When Elbein questioned Johnson about Kaminczak’s account, she didn’t deny that the email exchange had occurred, but she insisted that it was not why she had been disciplined, and she denied having told her friend that she was considering declaring bankruptcy.

Johnson did go public with her story and was booked on Bill O’Reilly’s show shortly thereafter. From there the story of the converted clinic director began snowballing and never stopped—despite the investigative reporting done by myself and others.

Much as she did with Texas Monthly, Johnson has dismissed the Texas Observer, which has a long history of award-winning reporting, as a “liberal publication.” (Full disclosure: I worked there sixteen years ago.) But Elbein’s reporting speaks for itself. Kaminczak, who had, after all, just been fired by Planned Parenthood, had no incentive to come to her former employer’s defense. Nor did she have anything to gain by talking to the Observer; sometimes people just tell the truth because it is in their nature to do so.

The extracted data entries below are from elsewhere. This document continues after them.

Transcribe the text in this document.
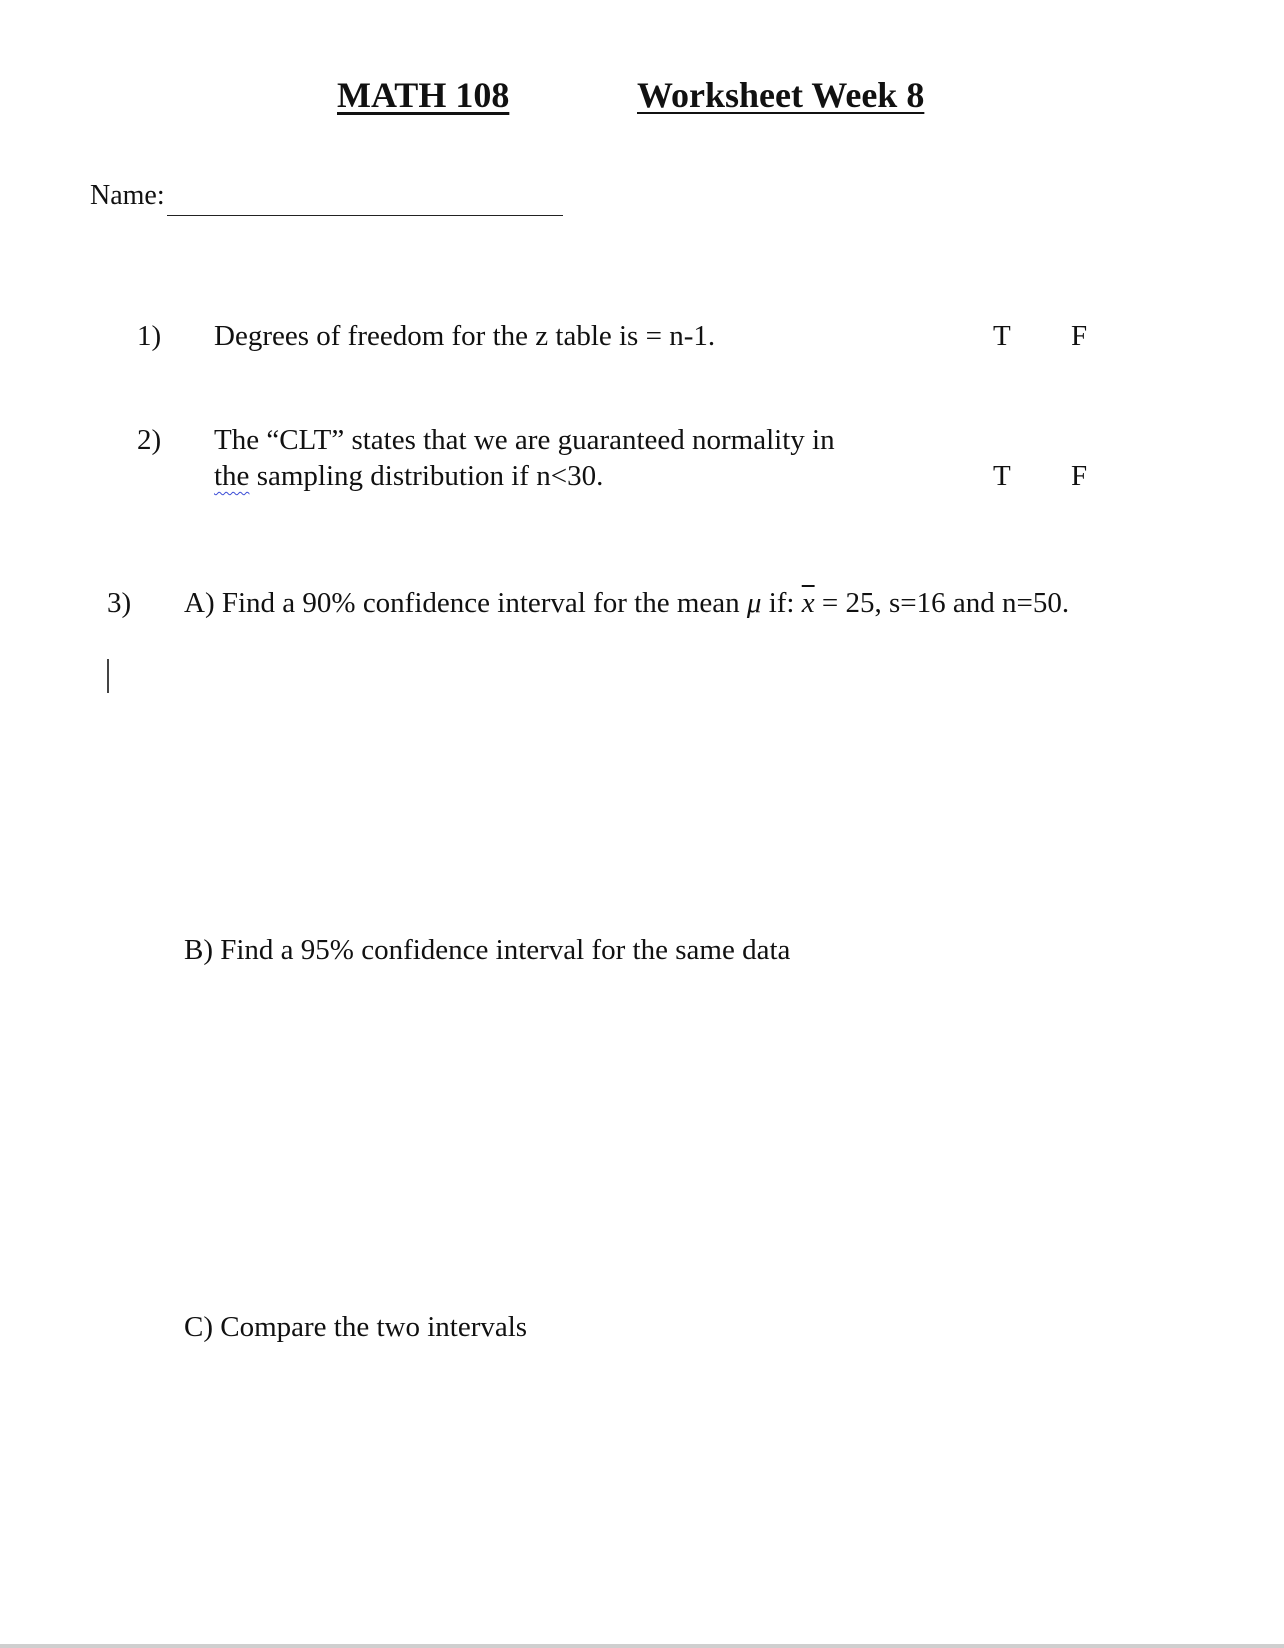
MATH 108	Worksheet Week 8
Name:
1) Degrees of freedom for the z table is = n-1.	T F
2) The “CLT” states that we are guaranteed normality in
the sampling distribution if n<30.	T F
3) A) Find a 90% confidence interval for the mean μ if: $\overline{x} = 25$, s=16 and n=50.
B) Find a 95% confidence interval for the same data
C) Compare the two intervals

And sometimes it is not. If you don’t want to believe Johnson’s close friend, how about Johnson herself? As I reported in my original story, Johnson’s own contemporaneous account on Facebook of her decision to leave the clinic does not line up well with the story she began telling publicly a month later. This is what she wrote on the night she quit:

Alright. Here’s the deal. I have been doing the work of two full time people for two years. Then, after I have been working my whole big butt off for them and prioritizing that company over my family, my friends and pretty much everything else in my life, they have the nerve to tell me that my job performance is “slipping.” WHAT???!!! That is crazy. Anyone that knows me knows how committed I was to that job. They obviously do not value me at all. So, I’m out and I feel really great about it!

Johnson never mentioned being pressured to increase abortions, witnessing the ultrasound-guided procedure, or suffering a moral crisis.

I confronted Johnson with these posts in the winter of 2009 in an interview at the offices of the Coalition for Life, which was just down the street from the clinic. Johnson sat on a couch with a cushion in her lap, not far from where she had sat when she told her conversion story for the very first time, to her erstwhile adversary Shawn Carney. He was perched nearby as I questioned Johnson, nodding supportively. Johnson told me, in essence, that the Facebook account was a cover story she cooked up until she could figure out what she really wanted to say.

One of Johnson’s conflicting explanations for why she left has to be false. How are we supposed to judge whether or not Johnson is telling the truth now? Well, in addition to the discrepancies outlined above, she also told me that abortions were performed by a for-profit company at Planned Parenthood (they are not), that local anti-abortion activists had never threatened physical violence (they had), and that she never made plans to go public with her story (she did).

And, of course, there are the records of the procedures performed—or not performed—on that fateful day in Bryan. Johnson seems to feel the version held by the Department of State Health Services—the ones the agency has refused to share with reporters—will vindicate her account. Unless the department changes its current policy, we may never know. But a person could be forgiven for asking if the release of the records would really change anything. If you view Abby Johnson’s story as an inspiring parable of redemption, there’s likely very little that would change your mind. Likewise, if you don’t think the government—or anyone else—should be telling women not to have abortions, are you really going to go see this movie?

The Abby Johnson story is a rabbit hole. I, for one, am climbing out. Enjoy the film.